扉が開いた瞬間、何百人という参列者の視線が私たちに注がれた。
「おい、あの久条が女を連れてるぞ」
「誰だあの美女は? モデルか?」
ざわめきの中を、私は彼にエスコートされながら胸を張って歩く。
すると前方から、見覚えのある、見たくもなかった顔が現れた。
私を捨てた元婚約者、健二と、その浮気相手だ。
「……凛花!? お前、なんでこんなところに……!」
健二が驚愕のあまり声を荒らげる。
私は足がすくみそうになったが、腰を抱く蓮の手が、グッと力を強めた。
「私の妻に、何か用か? ……下俗な男が」
蓮が氷のように冷たい声で言い放つ。
その圧倒的な覇気に、健二は一歩後退り、顔を青ざめさせた。
「つ、妻……!? 久条代表の……!? 嘘だろ……」
「凛花、行こう。こんなゴミ溜めの臭いを嗅いでいると、鼻が曲がる」
蓮は私を優しく、それでいて強引に引き寄せ、健二たちの前を悠然と通り過ぎた。
生まれて初めて、自分をゴミのように扱った人間を見返した瞬間だった。
心臓がうるさいほどに鳴っている。
それは恐怖ではなく、今まで感じたことのない高揚感――ドーパミンが溢れ出すような感覚。
パーティーの喧騒から少し離れたテラス。
二人は夜風に当たった。
「……ありがとうございました。助けていただいて」
「礼には及ばない。
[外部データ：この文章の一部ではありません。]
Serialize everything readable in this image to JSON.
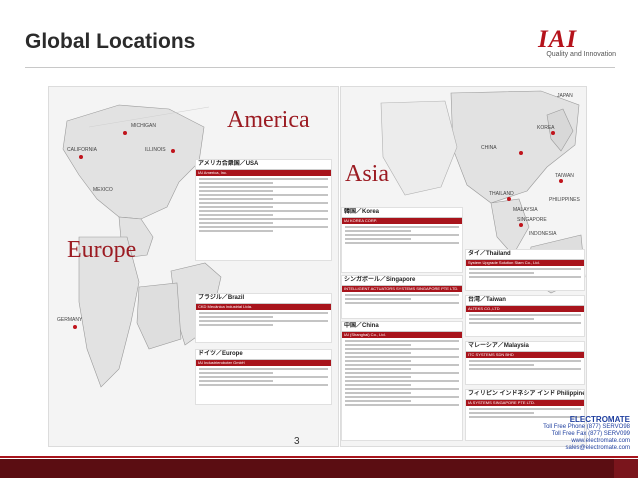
{
  "slide": {
    "title": "Global Locations",
    "page_number": "3",
    "brand_mark": "IAI",
    "brand_tagline": "Quality and Innovation"
  },
  "left_page": {
    "america_heading": "America",
    "europe_heading": "Europe",
    "map_labels": [
      "CALIFORNIA",
      "ILLINOIS",
      "MEXICO",
      "MICHIGAN",
      "GERMANY"
    ],
    "cards": [
      {
        "heading": "アメリカ合衆国／USA",
        "bar": "IAI America, Inc."
      },
      {
        "heading": "ブラジル／Brazil",
        "bar": "CKD Mecânica Industrial Ltda."
      },
      {
        "heading": "ドイツ／Europe",
        "bar": "IAI Industrieroboter GmbH"
      }
    ]
  },
  "right_page": {
    "asia_heading": "Asia",
    "map_labels": [
      "JAPAN",
      "KOREA",
      "CHINA",
      "TAIWAN",
      "THAILAND",
      "MALAYSIA",
      "PHILIPPINES",
      "SINGAPORE",
      "INDONESIA"
    ],
    "cards": [
      {
        "heading": "韓国／Korea",
        "bar": "IAI KOREA CORP."
      },
      {
        "heading": "シンガポール／Singapore",
        "bar": "INTELLIGENT ACTUATORS SYSTEMS SINGAPORE PTE LTD."
      },
      {
        "heading": "中国／China",
        "bar": "IAI (Shanghai) Co., Ltd."
      },
      {
        "heading": "タイ／Thailand",
        "bar": "System Upgrade Solution Siam Co., Ltd."
      },
      {
        "heading": "台湾／Taiwan",
        "bar": "ALTEKS CO.,LTD"
      },
      {
        "heading": "マレーシア／Malaysia",
        "bar": "ITC SYSTEMS SDN BHD"
      },
      {
        "heading": "フィリピン インドネシア インド Philippines Indonesia India",
        "bar": "IA SYSTEMS SINGAPORE PTE LTD."
      }
    ]
  },
  "electromate": {
    "name": "ELECTROMATE",
    "line1": "Toll Free Phone (877) SERVO98",
    "line2": "Toll Free Fax (877) SERV099",
    "line3": "www.electromate.com",
    "line4": "sales@electromate.com"
  }
}
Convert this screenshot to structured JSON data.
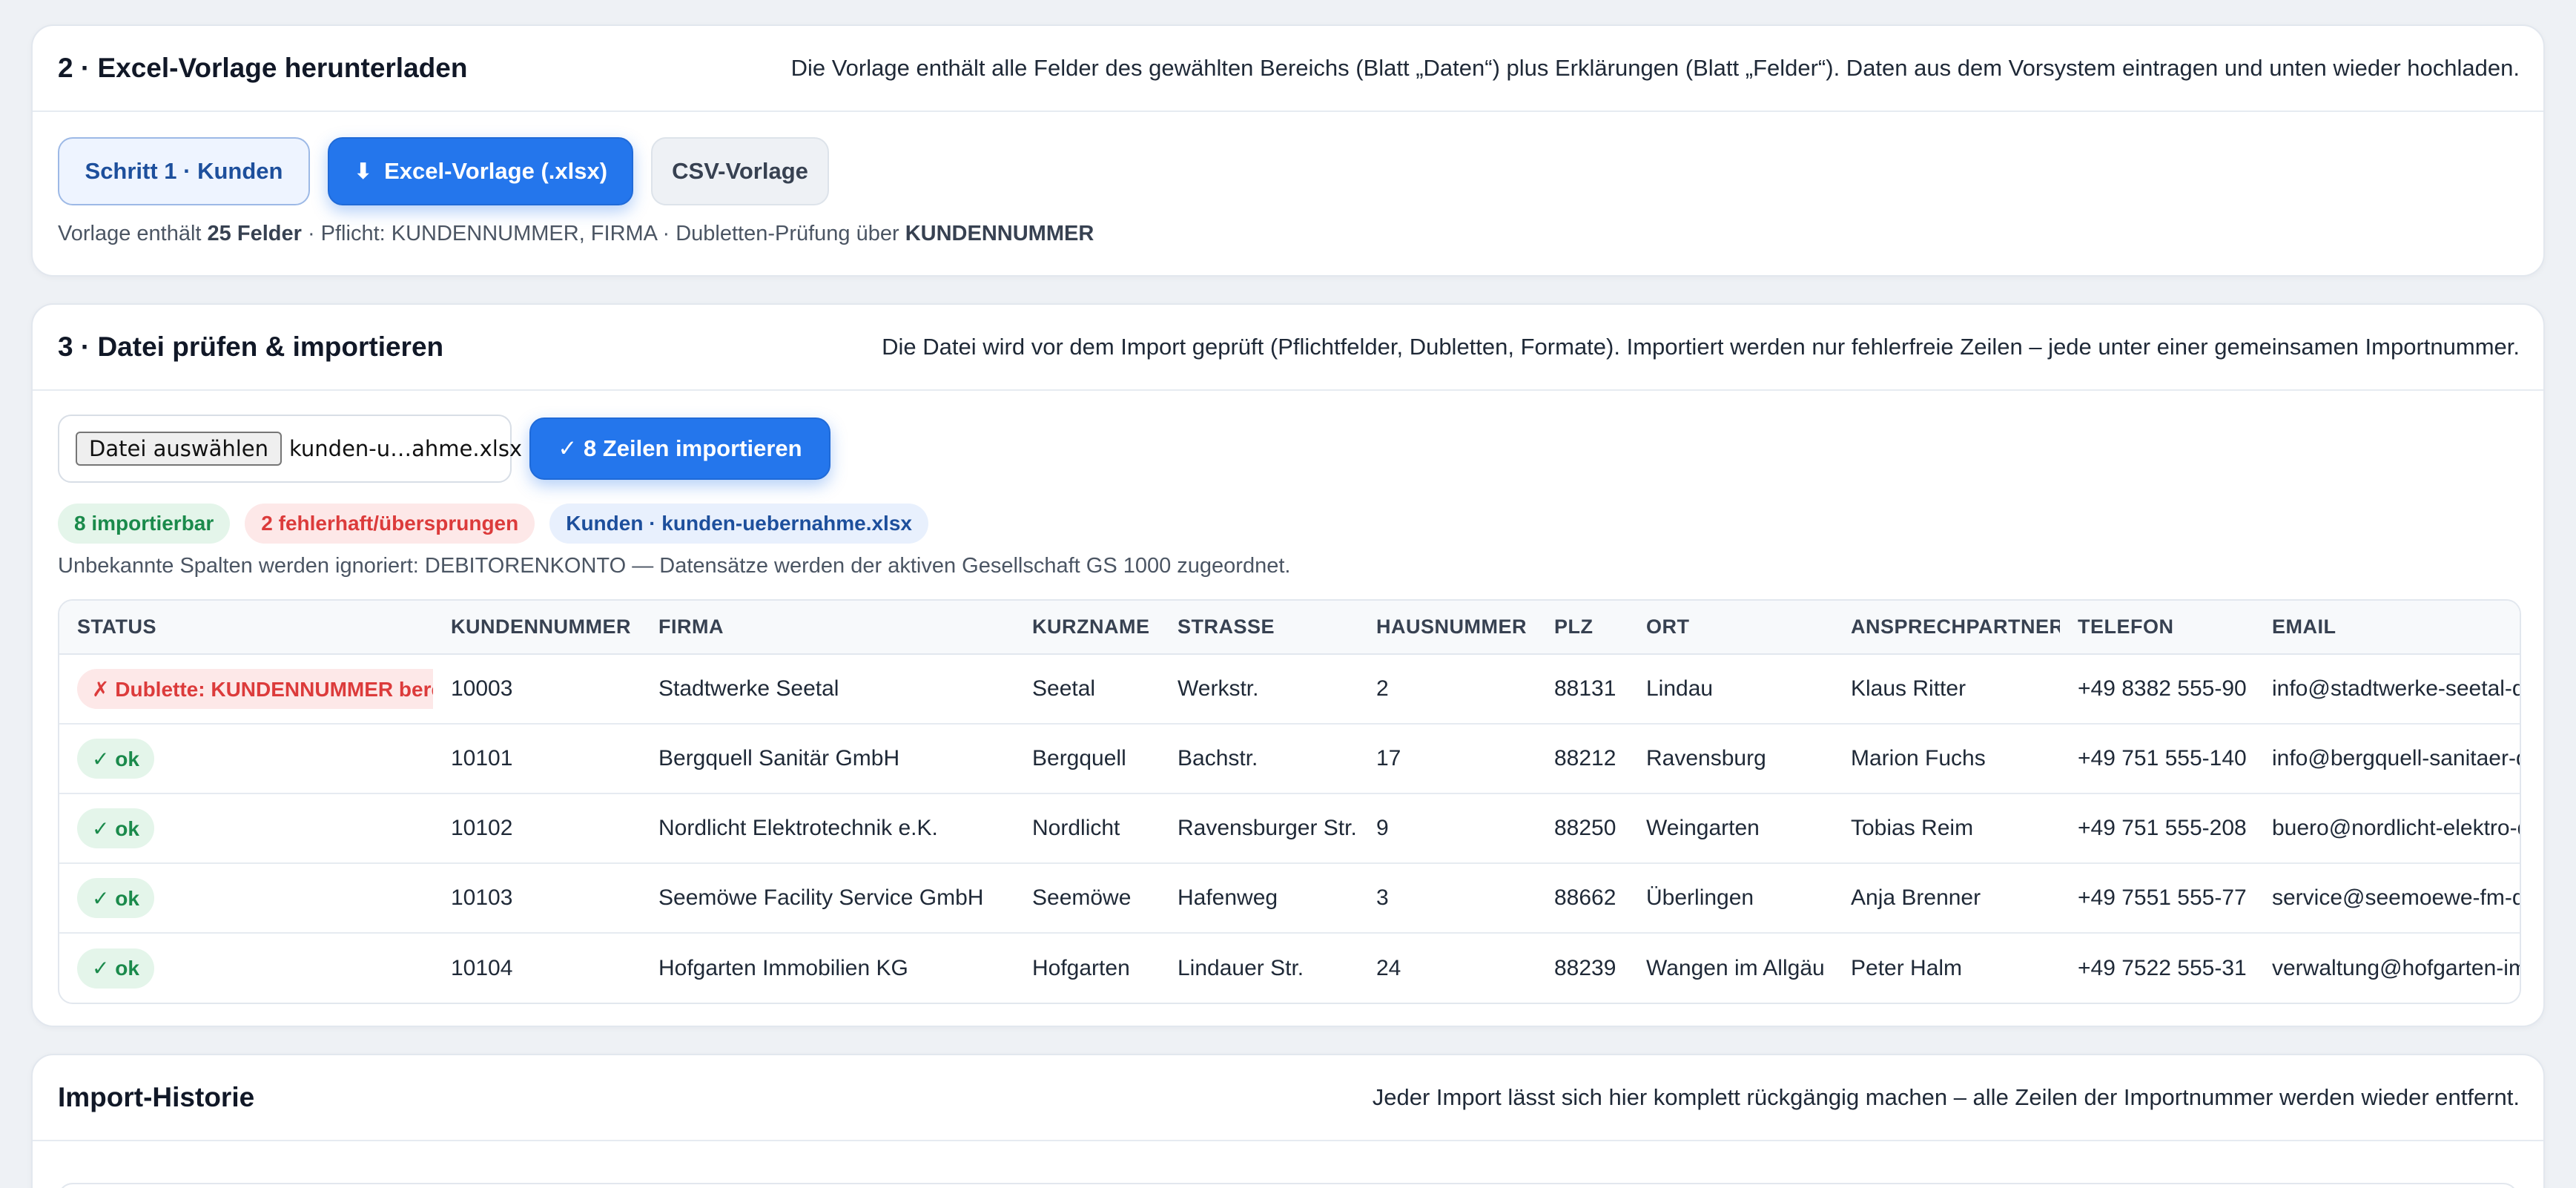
{
  "download_card": {
    "title": "2 · Excel-Vorlage herunterladen",
    "description": "Die Vorlage enthält alle Felder des gewählten Bereichs (Blatt „Daten“) plus Erklärungen (Blatt „Felder“). Daten aus dem Vorsystem eintragen und unten wieder hochladen.",
    "step_button": "Schritt 1 · Kunden",
    "excel_button": "Excel-Vorlage (.xlsx)",
    "csv_button": "CSV-Vorlage",
    "hint": {
      "prefix": "Vorlage enthält ",
      "field_count": "25 Felder",
      "middle": " · Pflicht: KUNDENNUMMER, FIRMA · Dubletten-Prüfung über ",
      "dup_key": "KUNDENNUMMER"
    }
  },
  "import_card": {
    "title": "3 · Datei prüfen & importieren",
    "description": "Die Datei wird vor dem Import geprüft (Pflichtfelder, Dubletten, Formate). Importiert werden nur fehlerfreie Zeilen – jede unter einer gemeinsamen Importnummer.",
    "file_button": "Datei auswählen",
    "file_name": "kunden-u…ahme.xlsx",
    "import_button": "✓ 8 Zeilen importieren",
    "badges": {
      "importable": "8 importierbar",
      "faulty": "2 fehlerhaft/übersprungen",
      "source": "Kunden · kunden-uebernahme.xlsx"
    },
    "note": "Unbekannte Spalten werden ignoriert: DEBITORENKONTO — Datensätze werden der aktiven Gesellschaft GS 1000 zugeordnet.",
    "table": {
      "headers": [
        "STATUS",
        "KUNDENNUMMER",
        "FIRMA",
        "KURZNAME",
        "STRASSE",
        "HAUSNUMMER",
        "PLZ",
        "ORT",
        "ANSPRECHPARTNER",
        "TELEFON",
        "EMAIL"
      ],
      "rows": [
        {
          "status": "✗ Dublette: KUNDENNUMMER bereits vorhanden",
          "status_type": "error",
          "cells": [
            "10003",
            "Stadtwerke Seetal",
            "Seetal",
            "Werkstr.",
            "2",
            "88131",
            "Lindau",
            "Klaus Ritter",
            "+49 8382 555-90",
            "info@stadtwerke-seetal-de"
          ]
        },
        {
          "status": "✓ ok",
          "status_type": "ok",
          "cells": [
            "10101",
            "Bergquell Sanitär GmbH",
            "Bergquell",
            "Bachstr.",
            "17",
            "88212",
            "Ravensburg",
            "Marion Fuchs",
            "+49 751 555-140",
            "info@bergquell-sanitaer-de"
          ]
        },
        {
          "status": "✓ ok",
          "status_type": "ok",
          "cells": [
            "10102",
            "Nordlicht Elektrotechnik e.K.",
            "Nordlicht",
            "Ravensburger Str.",
            "9",
            "88250",
            "Weingarten",
            "Tobias Reim",
            "+49 751 555-208",
            "buero@nordlicht-elektro-de"
          ]
        },
        {
          "status": "✓ ok",
          "status_type": "ok",
          "cells": [
            "10103",
            "Seemöwe Facility Service GmbH",
            "Seemöwe",
            "Hafenweg",
            "3",
            "88662",
            "Überlingen",
            "Anja Brenner",
            "+49 7551 555-77",
            "service@seemoewe-fm-de"
          ]
        },
        {
          "status": "✓ ok",
          "status_type": "ok",
          "cells": [
            "10104",
            "Hofgarten Immobilien KG",
            "Hofgarten",
            "Lindauer Str.",
            "24",
            "88239",
            "Wangen im Allgäu",
            "Peter Halm",
            "+49 7522 555-31",
            "verwaltung@hofgarten-imm"
          ]
        }
      ]
    }
  },
  "history_card": {
    "title": "Import-Historie",
    "description": "Jeder Import lässt sich hier komplett rückgängig machen – alle Zeilen der Importnummer werden wieder entfernt."
  },
  "colors": {
    "primary": "#2476ec",
    "ok_text": "#1a8a4b",
    "ok_bg": "#e4f5ea",
    "error_text": "#dc3b3b",
    "error_bg": "#fde8e8"
  }
}
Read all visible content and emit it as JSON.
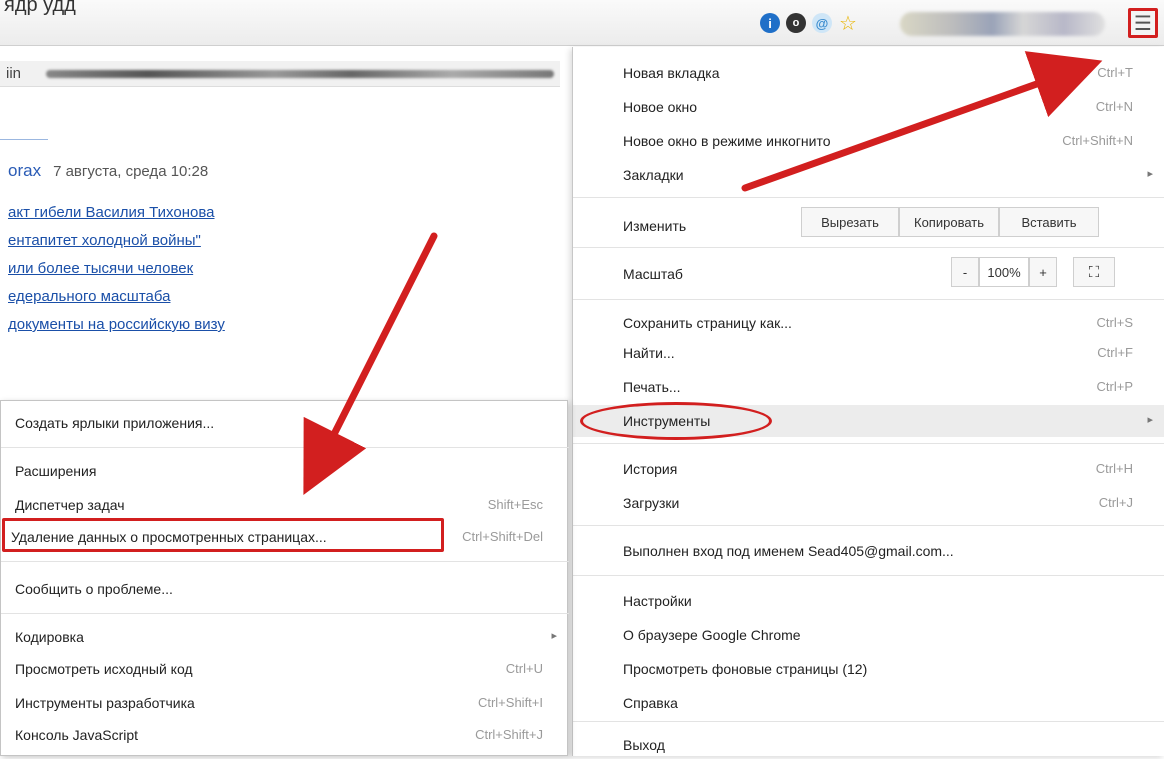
{
  "top_cut_text": "ядр     удд",
  "toolbar": {
    "icons": [
      "info-icon",
      "dark-circle-icon",
      "swirl-icon",
      "bookmark-star-icon"
    ],
    "menu_icon": "hamburger-menu-icon",
    "menu_glyph": "☰"
  },
  "page": {
    "partial_label": "iin",
    "headline": "orax",
    "headline_date": "7 августа, среда 10:28",
    "news": [
      "акт гибели Василия Тихонова",
      "ентапитет холодной войны\"",
      "или более тысячи человек",
      "едерального масштаба",
      "документы на российскую визу"
    ]
  },
  "menu": {
    "new_tab": "Новая вкладка",
    "new_tab_sc": "Ctrl+T",
    "new_window": "Новое окно",
    "new_window_sc": "Ctrl+N",
    "incognito": "Новое окно в режиме инкогнито",
    "incognito_sc": "Ctrl+Shift+N",
    "bookmarks": "Закладки",
    "edit": "Изменить",
    "cut": "Вырезать",
    "copy": "Копировать",
    "paste": "Вставить",
    "zoom": "Масштаб",
    "zoom_minus": "-",
    "zoom_value": "100%",
    "zoom_plus": "+",
    "fullscreen_glyph": "⛶",
    "save_page": "Сохранить страницу как...",
    "save_page_sc": "Ctrl+S",
    "find": "Найти...",
    "find_sc": "Ctrl+F",
    "print": "Печать...",
    "print_sc": "Ctrl+P",
    "tools": "Инструменты",
    "history": "История",
    "history_sc": "Ctrl+H",
    "downloads": "Загрузки",
    "downloads_sc": "Ctrl+J",
    "signed_in": "Выполнен вход под именем Sead405@gmail.com...",
    "settings": "Настройки",
    "about": "О браузере Google Chrome",
    "bg_pages": "Просмотреть фоновые страницы (12)",
    "help": "Справка",
    "exit": "Выход",
    "arrow": "▸"
  },
  "submenu": {
    "app_shortcuts": "Создать ярлыки приложения...",
    "extensions": "Расширения",
    "task_manager": "Диспетчер задач",
    "task_manager_sc": "Shift+Esc",
    "clear_data": "Удаление данных о просмотренных страницах...",
    "clear_data_sc": "Ctrl+Shift+Del",
    "report": "Сообщить о проблеме...",
    "encoding": "Кодировка",
    "view_source": "Просмотреть исходный код",
    "view_source_sc": "Ctrl+U",
    "dev_tools": "Инструменты разработчика",
    "dev_tools_sc": "Ctrl+Shift+I",
    "js_console": "Консоль JavaScript",
    "js_console_sc": "Ctrl+Shift+J"
  },
  "colors": {
    "highlight": "#d21f1f",
    "link": "#1a4fa8"
  }
}
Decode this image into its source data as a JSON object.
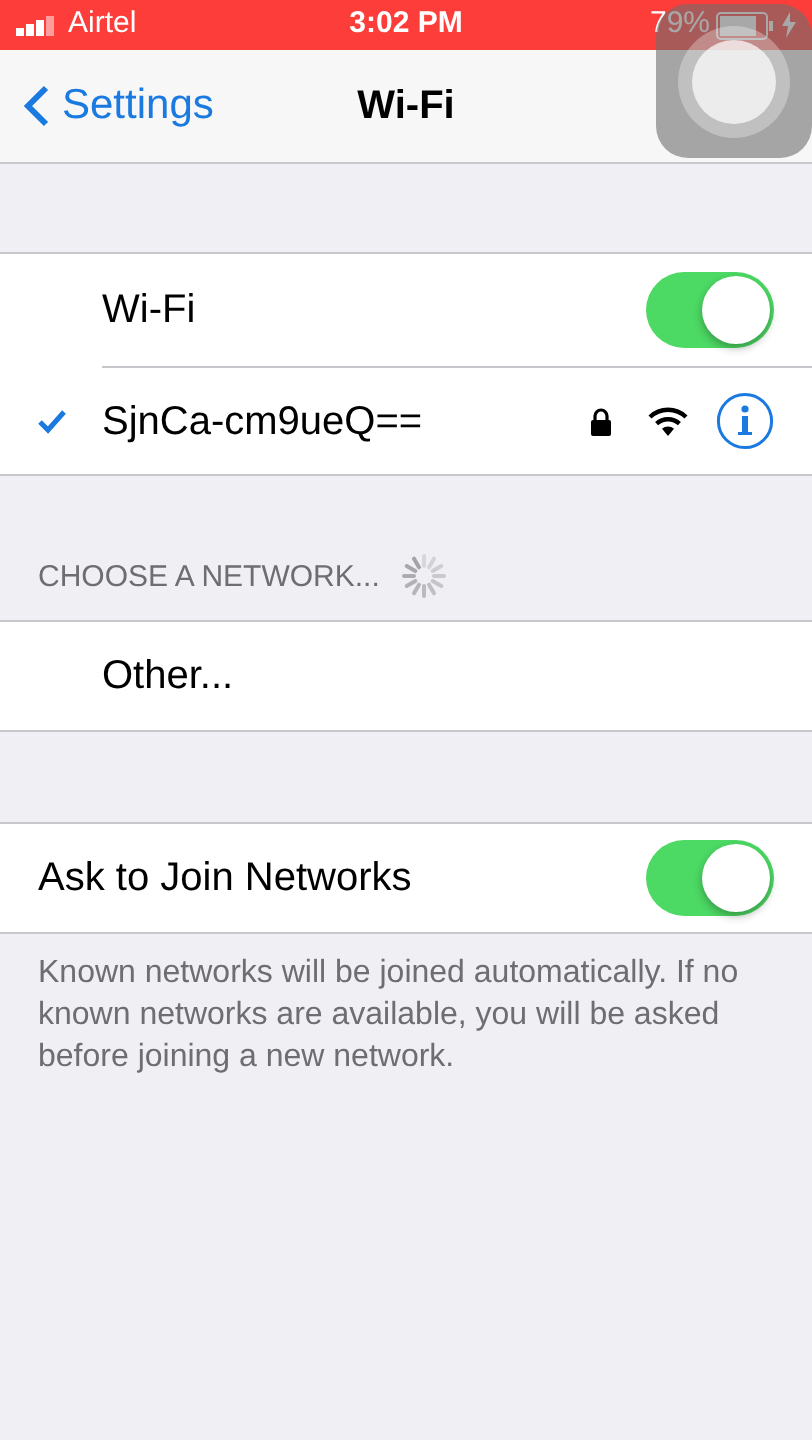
{
  "status_bar": {
    "carrier": "Airtel",
    "time": "3:02 PM",
    "battery": "79%",
    "charging": true
  },
  "nav_bar": {
    "back": "Settings",
    "title": "Wi-Fi"
  },
  "wifi": {
    "label": "Wi-Fi",
    "on": true
  },
  "connected_network": {
    "name": "SjnCa-cm9ueQ==",
    "checked": true,
    "locked": true
  },
  "networks_section": {
    "header": "CHOOSE A NETWORK...",
    "loading": true,
    "other": "Other..."
  },
  "ask_to_join": {
    "label": "Ask to Join Networks",
    "on": true
  },
  "footer": "Known networks will be joined automatically. If no known networks are available, you will be asked before joining a new network."
}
お前を安っぽく扱われるのは、俺のプライドが許さないだけだ」
そう言って、彼は私の頬を不意に指先でなぞった。
「……だが、先ほどのドレス姿、思った以上に……俺の好みに仕上がっていた」
至近距離で囁かれた声に、背筋が震える。
冷徹なはずの彼の瞳の奥に、一瞬だけ、熱い火が灯ったように見えた。
「……契約は、始まったばかりだ。覚悟しておけよ、凛花」
私の初めての「契約結婚」生活は、こうして衝撃的な幕を開けた。